I have also asked a mortgage broker (Dominion Lending Centre) to start looking into 120-day rate holds for me. He claims I must let his lender of choice execute an appraisal before getting a rate freeze. What Im worried about is winding up with the bill for the appraisal, if I choose not to go with DLC.

Is getting an appraisal before getting rate freeze standard practise? Should I look for another broker?

Thanks.


----------



## Cal (Jun 17, 2009)

I would just clarify that if you were to choose to take your business elsewhere that you would not be liable for any expense related to an appraisal.


----------



## sprocket1200 (Aug 21, 2009)

cibc always pay for my appraisals when I renegotiate. just get the new guys to do it.

how could 3 month interest possibly add up to $3500?? ours would only be $1200!


----------



## Maybe Later (Feb 19, 2011)

sprocket1200 said:


> how could 3 month interest possibly add up to $3500?? ours would only be $1200!


Is that a rhetorical question, a boast, a value judgement? The answer is easily calculable from the interest rate posted, which I won't since the OP chose not to disclose the balance in their post.


----------



## marina628 (Dec 14, 2010)

Usually they will only ask to do appraisal when you sign for the application.Do you live in an area where your home may not be worth as much as it was 5 years ago?Generally if there is no issue of equity they wont bother with appraisals.Chances are if you switched the mortgage the bank you go with will cover the legal and appraisal fees.Not sure what they will do to save you on the penalty.Your existing bank may be willing to do a blend and extend rate which will save you some interest plus penalty ,generally they can do them for 3 years+ so in your case will only increase the term by 8 months.


----------



## dcaron (Jul 23, 2009)

sprocket1200 said:


> cibc always pay for my appraisals when I renegotiate. just get the new guys to do it.


I learned that is something commonly done by any new lender, once you sign up with them.



sprocket1200 said:


> how could 3 month interest possibly add up to $3500?? ours would only be $1200!


Do the math with a 5.22% rate and an original mortgage of 321k in Feb 2008. Balance will be 261K in March 2013.


----------



## dcaron (Jul 23, 2009)

marina628 said:


> Usually they will only ask to do appraisal when you sign for the application.Do you live in an area where your home may not be worth as much as it was 5 years ago?


No. House value has risen by about 5% in 5 years.



marina628 said:


> Generally if there is no issue of equity they wont bother with appraisals. Chances are if you switched the mortgage the bank you go with will cover the legal and appraisal fees.

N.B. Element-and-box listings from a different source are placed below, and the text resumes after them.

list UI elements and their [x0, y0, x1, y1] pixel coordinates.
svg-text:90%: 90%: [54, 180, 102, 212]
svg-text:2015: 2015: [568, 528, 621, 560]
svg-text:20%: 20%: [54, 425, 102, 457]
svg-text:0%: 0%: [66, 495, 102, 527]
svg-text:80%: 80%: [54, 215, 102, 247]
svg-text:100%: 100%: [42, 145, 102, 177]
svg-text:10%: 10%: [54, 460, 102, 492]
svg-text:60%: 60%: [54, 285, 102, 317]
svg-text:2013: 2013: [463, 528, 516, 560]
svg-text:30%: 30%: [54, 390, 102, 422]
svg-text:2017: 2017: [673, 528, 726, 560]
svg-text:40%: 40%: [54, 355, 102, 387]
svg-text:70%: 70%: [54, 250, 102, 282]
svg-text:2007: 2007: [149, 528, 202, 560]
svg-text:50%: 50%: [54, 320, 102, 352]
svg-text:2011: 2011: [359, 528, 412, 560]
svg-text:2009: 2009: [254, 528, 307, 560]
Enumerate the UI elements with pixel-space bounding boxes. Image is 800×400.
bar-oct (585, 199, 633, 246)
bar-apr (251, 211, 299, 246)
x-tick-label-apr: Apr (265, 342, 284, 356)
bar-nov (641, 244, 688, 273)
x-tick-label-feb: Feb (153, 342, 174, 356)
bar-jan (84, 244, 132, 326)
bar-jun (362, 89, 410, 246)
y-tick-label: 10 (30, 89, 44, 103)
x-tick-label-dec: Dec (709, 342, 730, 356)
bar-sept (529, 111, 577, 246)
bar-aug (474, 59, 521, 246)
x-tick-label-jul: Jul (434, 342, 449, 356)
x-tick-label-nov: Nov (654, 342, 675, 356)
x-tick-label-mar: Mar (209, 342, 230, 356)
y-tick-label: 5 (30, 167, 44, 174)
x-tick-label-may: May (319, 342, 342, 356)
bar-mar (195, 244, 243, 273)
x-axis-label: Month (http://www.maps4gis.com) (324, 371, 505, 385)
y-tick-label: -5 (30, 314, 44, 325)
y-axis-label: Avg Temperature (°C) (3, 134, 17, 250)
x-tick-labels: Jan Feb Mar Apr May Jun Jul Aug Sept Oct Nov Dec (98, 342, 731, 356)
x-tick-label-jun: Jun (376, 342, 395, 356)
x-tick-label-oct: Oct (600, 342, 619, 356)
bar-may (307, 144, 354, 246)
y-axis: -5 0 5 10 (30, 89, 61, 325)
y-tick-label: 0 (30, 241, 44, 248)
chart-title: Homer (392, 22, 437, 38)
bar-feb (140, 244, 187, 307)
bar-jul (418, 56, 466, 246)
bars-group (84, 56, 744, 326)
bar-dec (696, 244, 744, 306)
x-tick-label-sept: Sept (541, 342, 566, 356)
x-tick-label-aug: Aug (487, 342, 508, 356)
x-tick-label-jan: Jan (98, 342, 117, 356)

Yes. This is what Ive been pomised by my broker. I wish they would also pick up some of the penalty fees. Reason being is that broker may only be able to save me a few hundred dollars on the mortgage over five years - not really worth the trouble of switching lenders.



marina628 said:


> Not sure what they will do to save you on the penalty.Your existing bank may be willing to do a blend and extend rate which will save you some interest plus penalty ,generally they can do them for 3 years+ so in your case will only increase the term by 8 months.


That is exactly what my current lender (National Bank) promises to do if I break the 7y term, and renew with them for 3y or 4y term. They offered to erase the penalty, and offer a rate of 3.34%. DLC has offered a rate 2.89% for 5 years, and will pay for appraisal and legal fees. Even with this incredible offer, I would only save a few hundred dollars over the term, as mentioned previously. I did the math ...


----------



## dcaron (Jul 23, 2009)

Renegotiated my existing mortage (~$261K) and took 5 years fixed term at 2.79% at National Bank today. 
Paid the 3 months interest penalty (~$5k) to break my 7 year fixed term at 5.22%.
It was well worth it since I will come out even in 11 months (mortgage balance with old and new term will be the same). 
I am keeping the bi-weekly payments the same as before, and will be mortgage free in 14 years or less.


----------



## My Own Advisor (Sep 24, 2012)

2.79% over 5 years is great, well done.


----------